A Danish self-driving, solar-powered robot can plant seeds and mechanically or chemically control weeds, all very precisely and fully automated.
By Amelia Genis, senior journalist at African Farming and Landbouweekblad
FarmDroid, the Danish company that manufactures the FarmDroid FD20, capable of both planting seeds and combating weeds, says this field robot helps to reduce labour costs and carbon emissions. It can operate on any terrain as long as the soil is not rocky, muddy or waterlogged. Its maximum working width is 3,5 metres, and it can seed and weed about 5 hectares per day – and it does so in a CO2-neutral and ecological way.
The FarmDroid FD20 was on display at the biennial Agritechnica 2025 trade fair in Hannover, Germany. Weighing 1 250 kg, it uses high-precision real-time kinematic GPS technology to record the exact position of every plant during seeding. It can then hoe between and within rows to remove weeds, and it has a micro-spraying system for spot or band spraying.

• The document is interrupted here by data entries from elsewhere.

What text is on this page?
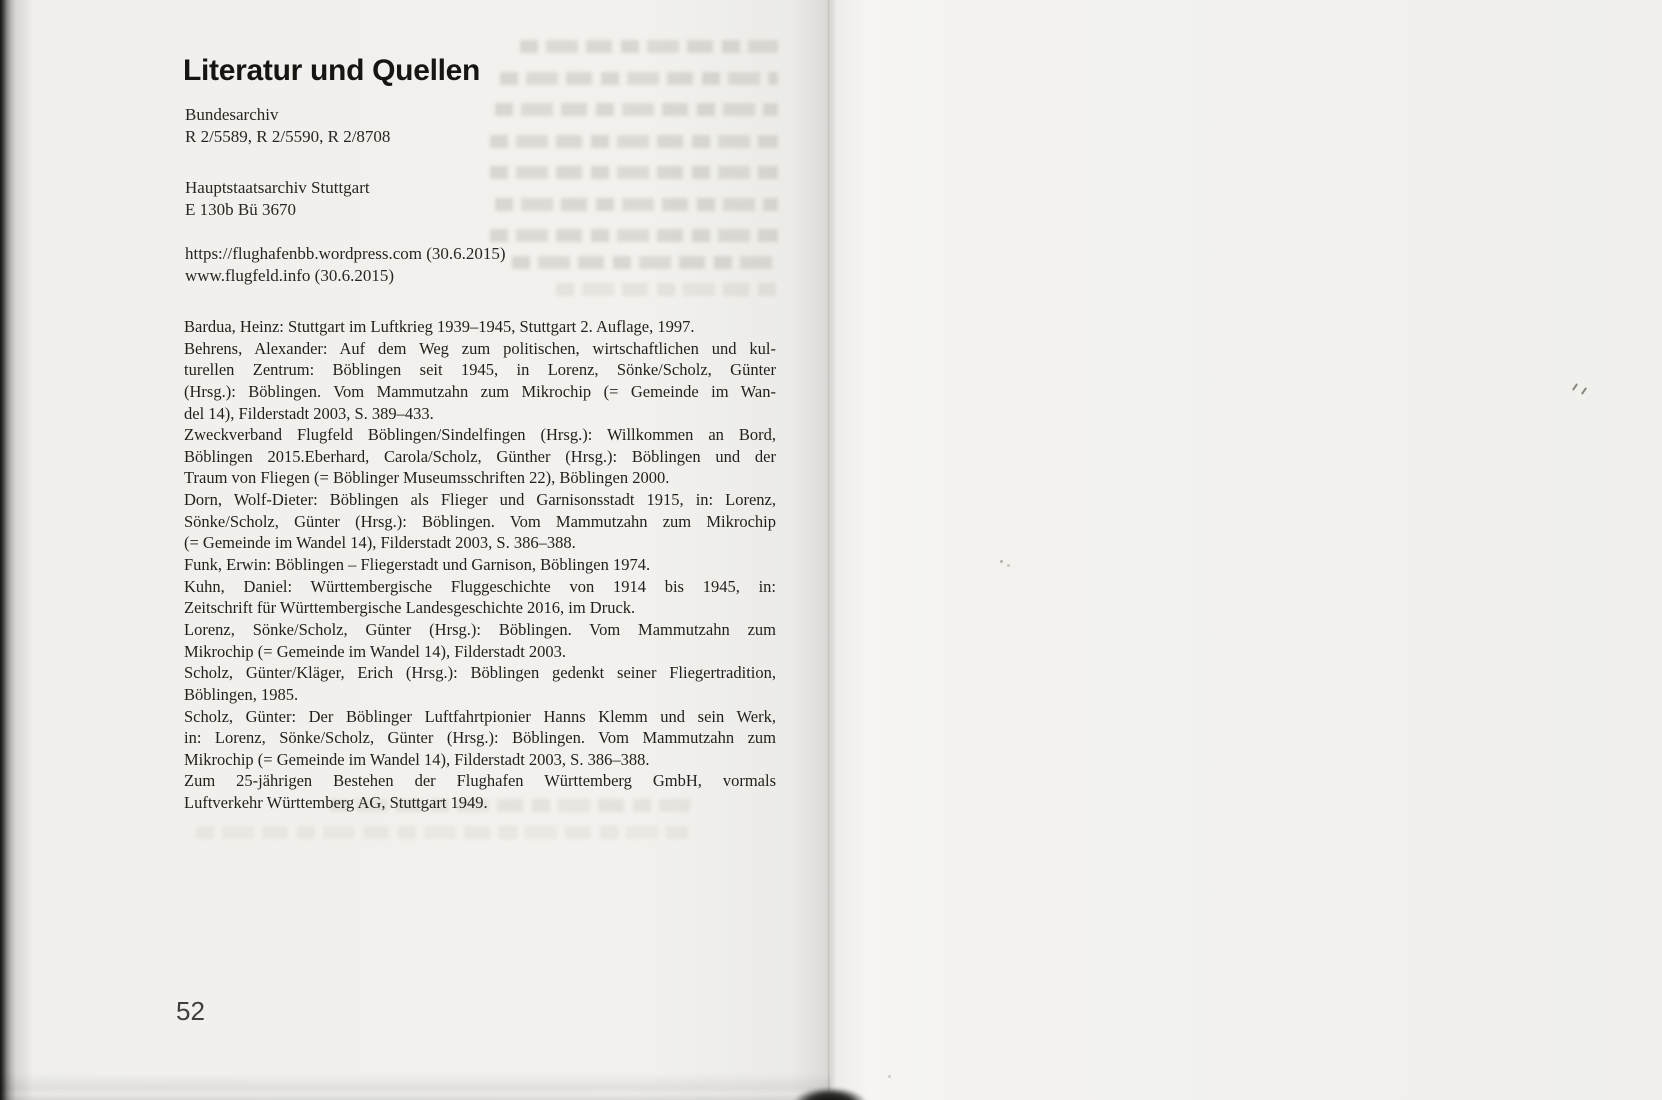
Literatur und Quellen
Bundesarchiv
R 2/5589, R 2/5590, R 2/8708
Hauptstaatsarchiv Stuttgart
E 130b Bü 3670
https://flughafenbb.wordpress.com (30.6.2015)
www.flugfeld.info (30.6.2015)
Bardua, Heinz: Stuttgart im Luftkrieg 1939–1945, Stuttgart 2. Auflage, 1997.
Behrens, Alexander: Auf dem Weg zum politischen, wirtschaftlichen und kul-
turellen Zentrum: Böblingen seit 1945, in Lorenz, Sönke/Scholz, Günter
(Hrsg.): Böblingen. Vom Mammutzahn zum Mikrochip (= Gemeinde im Wan-
del 14), Filderstadt 2003, S. 389–433.
Zweckverband Flugfeld Böblingen/Sindelfingen (Hrsg.): Willkommen an Bord,
Böblingen 2015.Eberhard, Carola/Scholz, Günther (Hrsg.): Böblingen und der
Traum von Fliegen (= Böblinger Museumsschriften 22), Böblingen 2000.
Dorn, Wolf-Dieter: Böblingen als Flieger und Garnisonsstadt 1915, in: Lorenz,
Sönke/Scholz, Günter (Hrsg.): Böblingen. Vom Mammutzahn zum Mikrochip
(= Gemeinde im Wandel 14), Filderstadt 2003, S. 386–388.
Funk, Erwin: Böblingen – Fliegerstadt und Garnison, Böblingen 1974.
Kuhn, Daniel: Württembergische Fluggeschichte von 1914 bis 1945, in:
Zeitschrift für Württembergische Landesgeschichte 2016, im Druck.
Lorenz, Sönke/Scholz, Günter (Hrsg.): Böblingen. Vom Mammutzahn zum
Mikrochip (= Gemeinde im Wandel 14), Filderstadt 2003.
Scholz, Günter/Kläger, Erich (Hrsg.): Böblingen gedenkt seiner Fliegertradition,
Böblingen, 1985.
Scholz, Günter: Der Böblinger Luftfahrtpionier Hanns Klemm und sein Werk,
in: Lorenz, Sönke/Scholz, Günter (Hrsg.): Böblingen. Vom Mammutzahn zum
Mikrochip (= Gemeinde im Wandel 14), Filderstadt 2003, S. 386–388.
Zum 25-jährigen Bestehen der Flughafen Württemberg GmbH, vormals
Luftverkehr Württemberg AG, Stuttgart 1949.
52
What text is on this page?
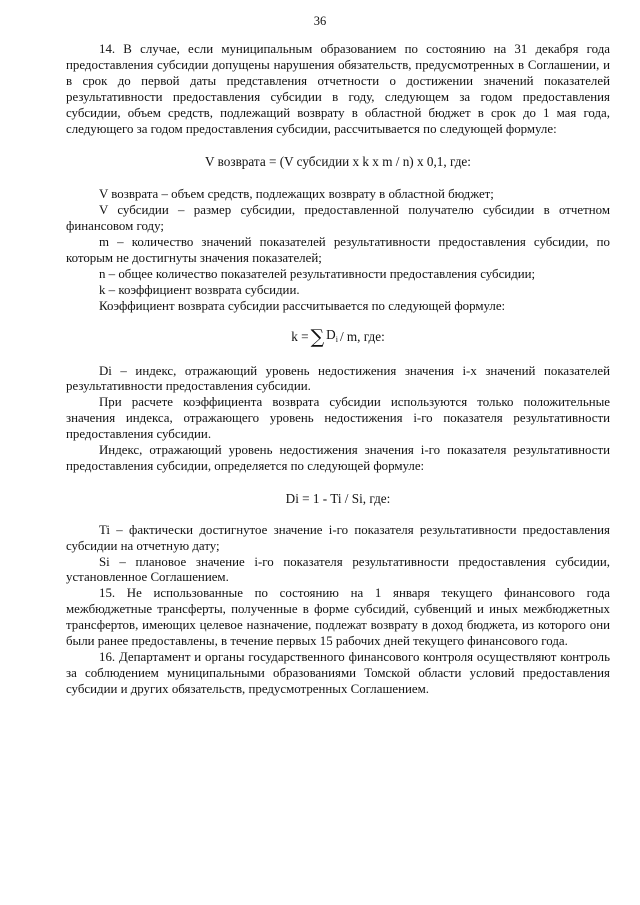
36

14. В случае, если муниципальным образованием по состоянию на 31 декабря года предоставления субсидии допущены нарушения обязательств, предусмотренных в Соглашении, и в срок до первой даты представления отчетности о достижении значений показателей результативности предоставления субсидии в году, следующем за годом предоставления субсидии, объем средств, подлежащий возврату в областной бюджет в срок до 1 мая года, следующего за годом предоставления субсидии, рассчитывается по следующей формуле:

V возврата = (V субсидии x k x m / n) x 0,1, где:

V возврата – объем средств, подлежащих возврату в областной бюджет;

V субсидии – размер субсидии, предоставленной получателю субсидии в отчетном финансовом году;

m – количество значений показателей результативности предоставления субсидии, по которым не достигнуты значения показателей;

n – общее количество показателей результативности предоставления субсидии;

k – коэффициент возврата субсидии.

Коэффициент возврата субсидии рассчитывается по следующей формуле:

k = ∑ $D_i$ / m, где:

Di – индекс, отражающий уровень недостижения значения i-х значений показателей результативности предоставления субсидии.

При расчете коэффициента возврата субсидии используются только положительные значения индекса, отражающего уровень недостижения i-го показателя результативности предоставления субсидии.

Индекс, отражающий уровень недостижения значения i-го показателя результативности предоставления субсидии, определяется по следующей формуле:

Di = 1 - Ti / Si, где:

Ti – фактически достигнутое значение i-го показателя результативности предоставления субсидии на отчетную дату;

Si – плановое значение i-го показателя результативности предоставления субсидии, установленное Соглашением.

15. Не использованные по состоянию на 1 января текущего финансового года межбюджетные трансферты, полученные в форме субсидий, субвенций и иных межбюджетных трансфертов, имеющих целевое назначение, подлежат возврату в доход бюджета, из которого они были ранее предоставлены, в течение первых 15 рабочих дней текущего финансового года.

16. Департамент и органы государственного финансового контроля осуществляют контроль за соблюдением муниципальными образованиями Томской области условий предоставления субсидии и других обязательств, предусмотренных Соглашением.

Pedersen says that on sunny days, the solar panels can generate enough energy to keep the robot running for 24 hours. There is also an option to buy 6 kW power banks to operate it for 6 to 12 hours on cloudy days.
Also read: John Deere’s new tech aimed at greater autonomy
Two Danish Brothers Came Up With a Plan
The FarmDroid had its origins on an organic farm in Jutland, Denmark.
Eddie Pedersen, the company’s head of sales and marketing, told African Farming at Agritechnica that the idea for the robot was conceived when Jens Vest Warming, who had just finished a degree in mechanical engineering, was helping to weed sugar beet fields by hand on his family’s farm one summer. It was hot and boring manual work. He thought that there had to be a smarter way to do it, so he started to develop the concept of an automated solution for weed control.
His brother Kristian, an electrician, got involved in the design. In the spring of 2018, they pitched the idea at the Odense Robotics StartUp Hub, where one of the investors was robotics expert Dr Esben Østergaard. And that led to them founding FarmDroid and building their first commercial robot. Today, a number of versions later, it is the best-selling autonomous seeding and weeding robot in the world.
Continuous Improvements
Pedersen says farmers don’t need to worry that the robot will run wild through a field if something goes wrong – for example, if it runs out of seed or if a seed gets stuck somewhere. It will stop immediately and send a notification to a phone app.
The FarmDroid FD20 can currently plant more than 100 different crops. The company has a laboratory where new seeds are tested, with input from farmers, to increase that number.
More than 500 FarmDroid FD20s are already in use by farmers in various European countries, and in Australia, Ireland and the United Kingdom.